Checkpointing

Checkpointing adds restart and rollback capabilities to ASE scripts. It stores the current state of the simulation (and its history) into an ase.db. Something like what follows is found in many ASE scripts:

if os.path.exists('atoms_after_relax.traj'):
    a = ase.io.read('atoms_after_relax.traj')
else:
    ase.optimize.FIRE(a).run(fmax=0.01)
    ase.io.write('atoms_after_relax.traj')

The idea behind checkpointing is to replace this manual checkpointing capability with a unified infrastructure.

Manual checkpointing

The class Checkpoint takes care of storing and retrieving information from the database. This information always includes an Atoms object, and it can include attached information on the internal state of the script.

class ase.calculators.checkpoint.Checkpoint(db=’checkpoints.db’, logfile=None)[source]
load(atoms=None)[source]

Retrieve checkpoint data from file. If atoms object is specified, then the calculator connected to that object is copied to all returning atoms object.

Returns tuple of values as passed to flush or save during checkpoint write.

flush(*args, **kwargs)[source]

Store data to a checkpoint without increasing the checkpoint id. This is useful to continously update the checkpoint state in an iterative loop.

save(*args, **kwargs)[source]

Store data to a checkpoint and increase the checkpoint id. This closes the checkpoint.

In order to use checkpointing, first create a Checkpoint object:

from ase.calculators.checkpoint import Checkpoint
CP = Checkpoint()

You can optionally choose a database filename. Default is checkpoints.db.

Code blocks are wrapped into checkpointed regions:

try:
    a = CP.load()
except NoCheckpoint:
    ase.optimize.FIRE(a).run(fmax=0.01)
    CP.save(a)

The code block in the except statement is executed only if it has not yet been executed in a previous run of the script. The save() statement stores all of its parameters to the database.

This is not yet much shorter than the above example. The checkpointing object can, however, store arbitrary information along the Atoms object. Imagine we have computed elastic constants and don’t want to recompute them. We can then use:

try:
    a, C = CP.load()
except NoCheckpoint:
    C = fit_elastic_constants(a)
    CP.save(a, C)

Note that one parameter to save() needs to be an Atoms object, the others can be arbitrary. The load() statement returns these parameters in the order they were stored upon save. In the above example, the elastic constants are stored attached to the atomic configuration. If the script is executed again after the elastic constants have already been computed, it will skip that computation and just use the stored value.

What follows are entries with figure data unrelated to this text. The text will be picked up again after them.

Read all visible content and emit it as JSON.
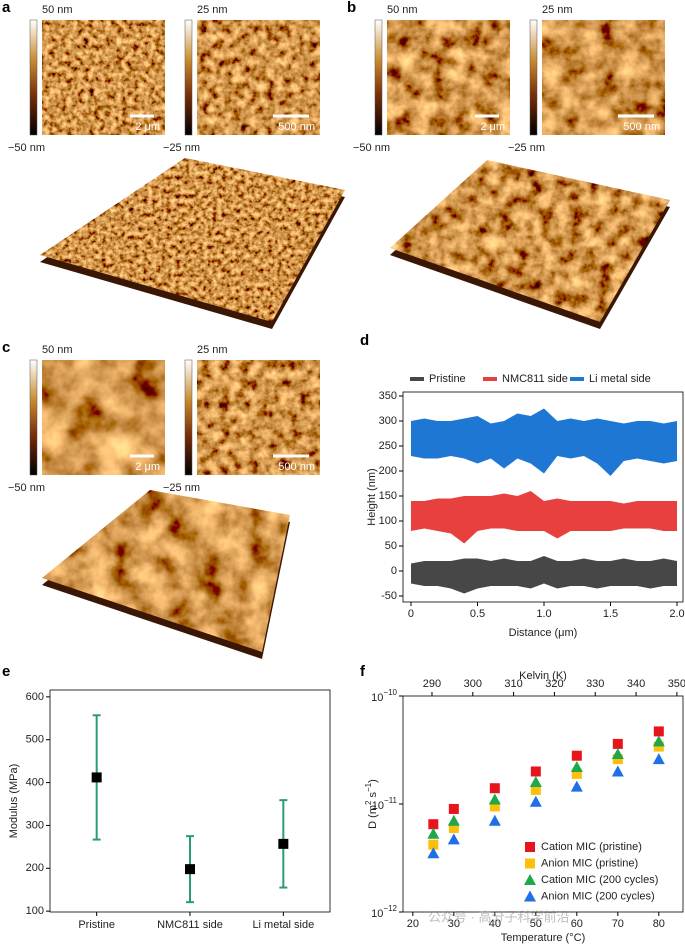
{
  "panels": [
    {
      "label": "a",
      "images": [
        {
          "max": "50 nm",
          "min": "−50 nm",
          "scale": "2 μm"
        },
        {
          "max": "25 nm",
          "min": "−25 nm",
          "scale": "500 nm"
        }
      ]
    },
    {
      "label": "b",
      "images": [
        {
          "max": "50 nm",
          "min": "−50 nm",
          "scale": "2 μm"
        },
        {
          "max": "25 nm",
          "min": "−25 nm",
          "scale": "500 nm"
        }
      ]
    },
    {
      "label": "c",
      "images": [
        {
          "max": "50 nm",
          "min": "−50 nm",
          "scale": "2 μm"
        },
        {
          "max": "25 nm",
          "min": "−25 nm",
          "scale": "500 nm"
        }
      ]
    }
  ],
  "chart_data": [
    {
      "panel_label": "d",
      "type": "band",
      "x": [
        0,
        0.1,
        0.2,
        0.3,
        0.4,
        0.5,
        0.6,
        0.7,
        0.8,
        0.9,
        1,
        1.1,
        1.2,
        1.3,
        1.4,
        1.5,
        1.6,
        1.7,
        1.8,
        1.9,
        2
      ],
      "series": [
        {
          "name": "Pristine",
          "color": "#474747",
          "upper": [
            15,
            20,
            20,
            20,
            25,
            25,
            20,
            25,
            20,
            20,
            30,
            20,
            20,
            25,
            20,
            20,
            25,
            20,
            20,
            25,
            20
          ],
          "lower": [
            -25,
            -30,
            -30,
            -35,
            -45,
            -35,
            -30,
            -30,
            -30,
            -35,
            -25,
            -35,
            -30,
            -30,
            -35,
            -30,
            -30,
            -30,
            -35,
            -30,
            -30
          ]
        },
        {
          "name": "NMC811 side",
          "color": "#e8403f",
          "upper": [
            140,
            140,
            145,
            145,
            150,
            150,
            150,
            155,
            150,
            160,
            140,
            145,
            140,
            140,
            140,
            140,
            135,
            140,
            140,
            140,
            140
          ],
          "lower": [
            80,
            85,
            80,
            75,
            55,
            80,
            85,
            85,
            80,
            80,
            80,
            65,
            80,
            80,
            80,
            80,
            85,
            85,
            85,
            80,
            80
          ]
        },
        {
          "name": "Li metal side",
          "color": "#1f77d4",
          "upper": [
            300,
            305,
            300,
            300,
            305,
            310,
            295,
            300,
            315,
            310,
            325,
            300,
            305,
            300,
            305,
            300,
            295,
            300,
            300,
            295,
            300
          ],
          "lower": [
            230,
            225,
            225,
            230,
            225,
            215,
            225,
            205,
            225,
            215,
            195,
            230,
            225,
            230,
            215,
            190,
            220,
            225,
            220,
            215,
            220
          ]
        }
      ],
      "xlabel": "Distance (μm)",
      "ylabel": "Height (nm)",
      "xlim": [
        -0.06,
        2.045
      ],
      "ylim": [
        -62,
        358
      ],
      "xticks": [
        0,
        0.5,
        {
          "value": 1,
          "label": "1.0"
        },
        1.5,
        {
          "value": 2,
          "label": "2.0"
        }
      ],
      "yticks": [
        -50,
        0,
        50,
        100,
        150,
        200,
        250,
        300,
        350
      ],
      "legend": "top"
    },
    {
      "panel_label": "e",
      "type": "errorbar",
      "categories": [
        "Pristine",
        "NMC811 side",
        "Li metal side"
      ],
      "values": [
        412,
        198,
        257
      ],
      "errors": [
        145,
        77,
        102
      ],
      "color": "#000000",
      "error_color": "#2a9a7a",
      "ylabel": "Modulus (MPa)",
      "ylim": [
        98,
        616
      ],
      "yticks": [
        100,
        200,
        300,
        400,
        500,
        600
      ]
    },
    {
      "panel_label": "f",
      "type": "scatter",
      "log_y": true,
      "x": [
        25,
        30,
        40,
        50,
        60,
        70,
        80
      ],
      "series": [
        {
          "name": "Cation MIC (pristine)",
          "color": "#e8141c",
          "marker": "square",
          "values": [
            6.5e-12,
            9e-12,
            1.4e-11,
            2e-11,
            2.8e-11,
            3.6e-11,
            4.7e-11
          ]
        },
        {
          "name": "Anion MIC (pristine)",
          "color": "#fbbf0c",
          "marker": "square",
          "values": [
            4.2e-12,
            6e-12,
            9.5e-12,
            1.35e-11,
            1.9e-11,
            2.6e-11,
            3.4e-11
          ]
        },
        {
          "name": "Cation MIC (200 cycles)",
          "color": "#1fa84a",
          "marker": "triangle",
          "values": [
            5.3e-12,
            7e-12,
            1.1e-11,
            1.6e-11,
            2.2e-11,
            2.9e-11,
            3.8e-11
          ]
        },
        {
          "name": "Anion MIC (200 cycles)",
          "color": "#1f6fe6",
          "marker": "triangle",
          "values": [
            3.5e-12,
            4.7e-12,
            7e-12,
            1.05e-11,
            1.45e-11,
            2e-11,
            2.6e-11
          ]
        }
      ],
      "xlabel": "Temperature (°C)",
      "x2label": "Kelvin (K)",
      "ylabel_parts": [
        "D (m",
        "2",
        " s",
        "−1",
        ")"
      ],
      "xlim": [
        17.6,
        85.9
      ],
      "x2lim": [
        282.9,
        351.5
      ],
      "xticks": [
        20,
        30,
        40,
        50,
        60,
        70,
        80
      ],
      "x2ticks": [
        290,
        300,
        310,
        320,
        330,
        340,
        350
      ],
      "ylim": [
        1e-12,
        1e-10
      ],
      "yticks": [
        {
          "value": 1e-12,
          "label": "10",
          "exponent": "−12"
        },
        {
          "value": 1e-11,
          "label": "10",
          "exponent": "−11"
        },
        {
          "value": 1e-10,
          "label": "10",
          "exponent": "−10"
        }
      ],
      "legend": "lower right",
      "watermark": "公众号 · 高分子科学前沿"
    }
  ]
}
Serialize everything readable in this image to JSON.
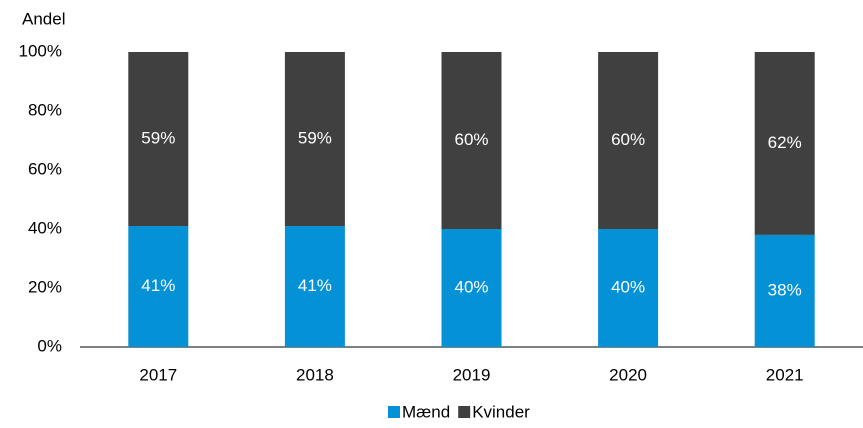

If the checkpointed region contains a single statement, such as the above, there is a shorthand notation available:

C = CP(fit_elastic_constants)(a)

Sometimes it is necessary to checkpoint an iterative loop. If the script terminates within that loop, it is useful to resume calculation from the same loop position:

try:
    a, converged, tip_x, tip_y = CP.load()
except NoCheckpoint:
    converged = False
    tip_x = tip_x0
    tip_y = tip_y0
while not converged:
    ... do something to find better crack tip position ...
    converged = ...
    CP.flush(a, converged, tip_x, tip_y)

The above code block is an example of an iterative search for a crack tip position. Note that the convergence criteria needs to be stored to the database so the loop is not executed if convergence has been reached. The flush() statement overrides the last value stored to the database.

As a rule save() has to be used inside an except NoCheckpoint statement and flush() outside.

Automatic checkpointing with the checkpoint calculator

The CheckpointCalculator is a shorthand for wrapping every single energy/force evaluation in a checkpointed region. It wraps the actual calculator.

class ase.calculators.checkpoint.CheckpointCalculator(calculator, db=’checkpoints.db’, logfile=None)[source]

This wraps any calculator object to checkpoint whenever a calculation is performed.

This is particularily useful for expensive calculators, e.g. DFT and allows usage of complex workflows.

Example usage:

calc = … cp_calc = CheckpointCalculator(calc) atoms.set_calculator(cp_calc) e = atoms.get_potential_energy() # 1st time, does calc, writes to checkfile # subsequent runs, reads from checkpoint file

Example usage:

calc = ...
cp_calc = CheckpointCalculator(calc)
atoms.set_calculator(cp_calc)
e = atoms.get_potential_energy()

The first call to get_potential_energy() does the actual calculation, a rerun of the script will load energies and force from the database. Note that this is useful for calculation where each energy evaluation is slow (e.g. DFT), but not recommended for molecular dynamics with classical potentials since every single time step will be dumped to the database. This will generate huge files.